Durante a conferência, Jorge Cardoso destacou ainda que o veto do Presidente da República não deve ser visto como um ataque ao Governo, mas sim como um sinal de que é necessário rever o processo de elaboração do PCFR. “O verdadeiro golpe não é do Presidente da República, mas sim do Governo contra os professores e todas as classes profissionais com estatutos especiais. Nós, professores, queremos ser parte da solução, não do problema. Mas, para isso, o Governo tem que estar disposto a nos ouvir e a reconhecer a especificidade da nossa carreira.”

Ameaça de greve

O líder sindical não descartou a possibilidade de uma greve caso o Governo não se disponha a negociar de boa-fé. O presidente do Sindep destacou que os professores estão cansados de esperar por um reconhecimento que não vem e que a classe está preparada para iniciar uma greve já na semana que antecede o arranque do ano lectivo, o que poderá ter impactos significativos no início das aulas, previsto para 16 de Setembro.

“Estamos preparados para iniciar uma greve já na próxima semana se o Governo continuar com esta atitude intransigente. Esta greve pode ser de longa duração e terá impactos significativos no início do ano lectivo. Os professores estão cansados de esperar por um reconhecimento que não vem,” advertiu.

“Professores merecem respeito e condições dignas” – SINDPROF

O Sindicato Democrático dos Professores (SINDPROF), representado pela sua presidente Lígia Herbert, partilhou uma visão semelhante, criticando o Governo pela falta de diálogo e pela tentativa de enquadrar os professores no PCFR. Para Herbert, o veto do Presidente é uma vitória para os professores, que há muito lutam por condições de trabalho dignas e pelo reconhecimento da especificidade da sua carreira.

“O Governo precisa entender que a educação é um pilar fundamental da sociedade. Não se pode tratar os professores com desdém e esperar que a qualidade da educação melhore. É preciso respeitar as especificidades da profissão docente e criar um estatuto que reconheça isso,” afirmou.

Em reacção ao veto do Presidente da República ao PCFR, Lígia Herbert declarou que o parecer do Sindprof já solicitava o veto para que houvesse um retorno às negociações, uma vez que o PCFR não trouxe melhorias significativas para a classe.

“Era o esperado, o esperável. O parecer do Sindprof já solicitava isso, que houvesse veto, para que se voltasse novamente à mesa para as negociações. Porque o PCFR não trouxe nada de novo à classe, nós não estamos a falar somente da remuneração, mas também de outros requisitos para o desenvolvimento da carreira que não foram respeitados.”

Lígia Herbert apontou que o PCFR fazia referência a leis obsoletas e não acomodava de forma adequada as preocupações dos sindicatos e que há inconsistências nas propostas salariais do Governo.

“As expectativas sempre foram de um aumento de 36%, equivalente a 107.671 escudos, mas as medidas anunciadas ficaram aquém do esperado.
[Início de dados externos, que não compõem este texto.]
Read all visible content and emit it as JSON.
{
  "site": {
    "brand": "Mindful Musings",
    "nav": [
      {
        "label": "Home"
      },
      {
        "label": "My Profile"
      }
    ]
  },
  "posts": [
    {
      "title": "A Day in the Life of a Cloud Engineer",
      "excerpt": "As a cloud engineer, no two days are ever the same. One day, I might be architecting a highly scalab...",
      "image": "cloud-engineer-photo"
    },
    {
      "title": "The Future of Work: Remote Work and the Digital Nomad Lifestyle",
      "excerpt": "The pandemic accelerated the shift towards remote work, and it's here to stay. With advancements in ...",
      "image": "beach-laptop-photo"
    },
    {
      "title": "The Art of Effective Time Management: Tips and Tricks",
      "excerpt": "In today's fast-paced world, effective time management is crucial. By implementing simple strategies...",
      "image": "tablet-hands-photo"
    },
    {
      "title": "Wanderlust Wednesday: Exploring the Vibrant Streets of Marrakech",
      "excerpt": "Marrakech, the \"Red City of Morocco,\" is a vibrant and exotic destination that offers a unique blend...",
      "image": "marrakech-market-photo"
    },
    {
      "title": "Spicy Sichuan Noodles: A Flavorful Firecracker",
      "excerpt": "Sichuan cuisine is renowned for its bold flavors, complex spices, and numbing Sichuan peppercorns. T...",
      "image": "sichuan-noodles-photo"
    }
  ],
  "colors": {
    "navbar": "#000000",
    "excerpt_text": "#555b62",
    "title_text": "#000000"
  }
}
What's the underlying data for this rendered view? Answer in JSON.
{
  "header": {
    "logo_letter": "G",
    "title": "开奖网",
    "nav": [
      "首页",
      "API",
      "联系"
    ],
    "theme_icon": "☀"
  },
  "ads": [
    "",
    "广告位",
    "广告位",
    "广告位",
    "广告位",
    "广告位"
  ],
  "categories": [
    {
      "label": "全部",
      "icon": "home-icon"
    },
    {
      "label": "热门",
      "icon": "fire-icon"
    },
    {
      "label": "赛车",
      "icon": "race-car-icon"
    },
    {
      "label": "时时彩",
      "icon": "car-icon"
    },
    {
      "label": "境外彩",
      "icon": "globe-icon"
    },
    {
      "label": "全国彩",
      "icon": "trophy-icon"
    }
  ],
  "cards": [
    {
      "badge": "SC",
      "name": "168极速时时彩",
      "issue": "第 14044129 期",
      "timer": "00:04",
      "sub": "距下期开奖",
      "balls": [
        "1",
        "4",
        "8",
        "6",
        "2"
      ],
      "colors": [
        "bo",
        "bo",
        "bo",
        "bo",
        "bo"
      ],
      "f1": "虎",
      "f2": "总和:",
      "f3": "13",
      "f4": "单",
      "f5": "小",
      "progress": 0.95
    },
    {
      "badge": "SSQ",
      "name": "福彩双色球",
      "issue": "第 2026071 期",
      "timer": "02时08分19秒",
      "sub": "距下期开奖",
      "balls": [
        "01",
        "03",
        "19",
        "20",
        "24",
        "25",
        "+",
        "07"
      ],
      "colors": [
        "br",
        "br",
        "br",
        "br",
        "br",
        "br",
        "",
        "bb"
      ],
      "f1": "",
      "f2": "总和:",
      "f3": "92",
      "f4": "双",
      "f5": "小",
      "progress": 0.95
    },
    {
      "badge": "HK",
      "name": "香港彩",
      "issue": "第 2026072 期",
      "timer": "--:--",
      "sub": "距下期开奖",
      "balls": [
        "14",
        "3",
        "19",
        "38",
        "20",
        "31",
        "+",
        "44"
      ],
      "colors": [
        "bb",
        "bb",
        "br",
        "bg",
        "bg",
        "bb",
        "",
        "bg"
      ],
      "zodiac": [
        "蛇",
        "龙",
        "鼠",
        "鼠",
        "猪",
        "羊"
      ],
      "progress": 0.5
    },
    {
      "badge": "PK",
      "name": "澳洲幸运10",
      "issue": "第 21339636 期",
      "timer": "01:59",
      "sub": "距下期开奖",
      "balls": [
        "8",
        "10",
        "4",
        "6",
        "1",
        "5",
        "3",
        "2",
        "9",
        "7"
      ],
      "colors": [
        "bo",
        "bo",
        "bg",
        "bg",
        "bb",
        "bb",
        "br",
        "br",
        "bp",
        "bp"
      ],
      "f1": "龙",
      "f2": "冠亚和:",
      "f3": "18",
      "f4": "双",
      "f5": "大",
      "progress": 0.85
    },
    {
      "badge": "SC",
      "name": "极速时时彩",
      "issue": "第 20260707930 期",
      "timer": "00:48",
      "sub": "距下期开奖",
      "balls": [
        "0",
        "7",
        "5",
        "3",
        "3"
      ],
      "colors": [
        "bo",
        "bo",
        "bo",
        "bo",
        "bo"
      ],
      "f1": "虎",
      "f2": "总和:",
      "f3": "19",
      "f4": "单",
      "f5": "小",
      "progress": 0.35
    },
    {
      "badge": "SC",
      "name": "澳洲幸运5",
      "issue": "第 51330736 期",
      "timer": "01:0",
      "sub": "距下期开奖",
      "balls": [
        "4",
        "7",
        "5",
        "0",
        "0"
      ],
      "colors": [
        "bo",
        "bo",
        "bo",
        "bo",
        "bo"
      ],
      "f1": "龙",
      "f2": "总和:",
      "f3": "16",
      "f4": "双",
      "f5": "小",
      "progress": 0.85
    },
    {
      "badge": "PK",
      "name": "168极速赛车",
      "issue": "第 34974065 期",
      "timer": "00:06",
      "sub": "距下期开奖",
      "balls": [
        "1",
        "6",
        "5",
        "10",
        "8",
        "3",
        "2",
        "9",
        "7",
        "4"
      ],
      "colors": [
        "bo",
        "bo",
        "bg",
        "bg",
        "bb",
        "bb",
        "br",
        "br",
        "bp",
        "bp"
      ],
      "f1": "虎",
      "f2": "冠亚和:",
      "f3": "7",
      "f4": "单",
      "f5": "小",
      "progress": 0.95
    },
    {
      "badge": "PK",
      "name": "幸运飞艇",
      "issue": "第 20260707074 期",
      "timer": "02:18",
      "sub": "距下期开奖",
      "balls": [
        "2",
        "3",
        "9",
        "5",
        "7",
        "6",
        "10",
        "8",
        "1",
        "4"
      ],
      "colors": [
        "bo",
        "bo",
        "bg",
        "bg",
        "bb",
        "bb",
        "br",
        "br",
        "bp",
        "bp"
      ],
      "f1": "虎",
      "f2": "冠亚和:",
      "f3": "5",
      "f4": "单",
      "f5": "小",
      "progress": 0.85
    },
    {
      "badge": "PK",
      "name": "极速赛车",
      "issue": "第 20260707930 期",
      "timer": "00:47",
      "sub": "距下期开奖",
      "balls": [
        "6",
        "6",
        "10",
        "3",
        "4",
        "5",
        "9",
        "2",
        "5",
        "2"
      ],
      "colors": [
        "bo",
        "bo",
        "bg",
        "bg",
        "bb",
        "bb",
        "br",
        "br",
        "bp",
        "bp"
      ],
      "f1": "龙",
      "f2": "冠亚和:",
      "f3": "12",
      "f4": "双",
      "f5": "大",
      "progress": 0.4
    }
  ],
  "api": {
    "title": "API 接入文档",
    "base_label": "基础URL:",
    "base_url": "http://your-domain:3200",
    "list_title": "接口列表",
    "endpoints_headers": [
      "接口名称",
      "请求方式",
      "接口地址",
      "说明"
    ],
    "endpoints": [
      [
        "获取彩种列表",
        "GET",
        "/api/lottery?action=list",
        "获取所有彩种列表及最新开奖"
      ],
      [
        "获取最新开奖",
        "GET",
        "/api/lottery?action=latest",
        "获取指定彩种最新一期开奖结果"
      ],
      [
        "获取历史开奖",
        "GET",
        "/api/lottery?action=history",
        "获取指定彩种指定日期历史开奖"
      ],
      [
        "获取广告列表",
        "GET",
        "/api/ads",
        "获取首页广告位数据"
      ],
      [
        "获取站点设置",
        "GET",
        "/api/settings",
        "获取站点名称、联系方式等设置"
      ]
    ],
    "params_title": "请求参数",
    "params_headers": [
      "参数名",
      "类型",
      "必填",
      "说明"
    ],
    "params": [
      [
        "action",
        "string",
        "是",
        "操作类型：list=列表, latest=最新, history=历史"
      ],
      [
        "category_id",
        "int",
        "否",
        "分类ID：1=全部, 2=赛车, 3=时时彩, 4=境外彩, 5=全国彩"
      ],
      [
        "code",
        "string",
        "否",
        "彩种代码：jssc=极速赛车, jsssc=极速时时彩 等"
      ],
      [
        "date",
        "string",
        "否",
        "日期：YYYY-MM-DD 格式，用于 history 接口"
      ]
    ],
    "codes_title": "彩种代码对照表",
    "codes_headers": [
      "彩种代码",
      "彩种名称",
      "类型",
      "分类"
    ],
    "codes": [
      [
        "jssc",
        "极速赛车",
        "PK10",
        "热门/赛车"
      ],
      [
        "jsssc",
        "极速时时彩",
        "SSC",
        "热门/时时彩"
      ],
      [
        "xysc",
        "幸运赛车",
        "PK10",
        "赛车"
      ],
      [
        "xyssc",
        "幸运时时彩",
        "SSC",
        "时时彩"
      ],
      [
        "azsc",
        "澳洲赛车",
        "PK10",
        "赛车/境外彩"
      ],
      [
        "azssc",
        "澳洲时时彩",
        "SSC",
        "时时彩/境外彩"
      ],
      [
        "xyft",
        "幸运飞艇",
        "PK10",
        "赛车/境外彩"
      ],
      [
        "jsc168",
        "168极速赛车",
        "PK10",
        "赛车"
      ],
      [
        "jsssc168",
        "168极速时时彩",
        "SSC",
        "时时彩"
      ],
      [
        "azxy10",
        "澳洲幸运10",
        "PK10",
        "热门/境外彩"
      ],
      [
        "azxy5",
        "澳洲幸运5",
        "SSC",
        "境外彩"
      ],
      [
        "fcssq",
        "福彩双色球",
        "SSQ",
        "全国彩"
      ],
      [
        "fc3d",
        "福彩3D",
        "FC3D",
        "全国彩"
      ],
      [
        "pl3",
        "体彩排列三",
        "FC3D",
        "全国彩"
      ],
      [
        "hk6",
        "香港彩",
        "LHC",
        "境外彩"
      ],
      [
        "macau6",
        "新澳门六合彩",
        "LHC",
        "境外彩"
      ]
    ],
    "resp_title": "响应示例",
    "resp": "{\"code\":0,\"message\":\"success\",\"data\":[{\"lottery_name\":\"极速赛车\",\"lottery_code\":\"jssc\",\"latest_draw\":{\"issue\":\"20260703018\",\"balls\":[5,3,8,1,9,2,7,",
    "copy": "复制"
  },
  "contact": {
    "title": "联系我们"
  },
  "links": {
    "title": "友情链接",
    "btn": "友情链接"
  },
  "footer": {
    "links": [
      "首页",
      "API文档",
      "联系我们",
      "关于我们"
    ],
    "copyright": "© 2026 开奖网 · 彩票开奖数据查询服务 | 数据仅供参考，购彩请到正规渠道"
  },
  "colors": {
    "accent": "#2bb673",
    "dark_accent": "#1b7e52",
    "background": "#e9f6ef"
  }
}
Na verdade, os sindicatos e os professores sempre tiveram em mente os 107.671 escudos, que eram os 36%, o tão badalado 36%, mas, entretanto, o Governo falou durante muito tempo em 36%, e quando chegou à altura de atribuir uma remuneração melhor ao PCFR, o PCFR não falou em 36%.”

Além das questões salariais, Herbert ressaltou problemas estruturais na progressão da carreira dos professores, que permanecem estagnados.

“Determinados aspectos do PCFR não atendem plenamente às expectativas da classe docente” – SIPROFIS

Em declarações ao Expresso das Ilhas, o presidente do Sindicato dos Professores do Ensino Secundário e Superior (SIPROFIS), Abraão Borges, sublinhou que analisou cuidadosamente o veto presidencial, reconhecendo que “o veto geralmente ocorre quando um projecto é considerado inconstitucional ou contrário ao interesse público.”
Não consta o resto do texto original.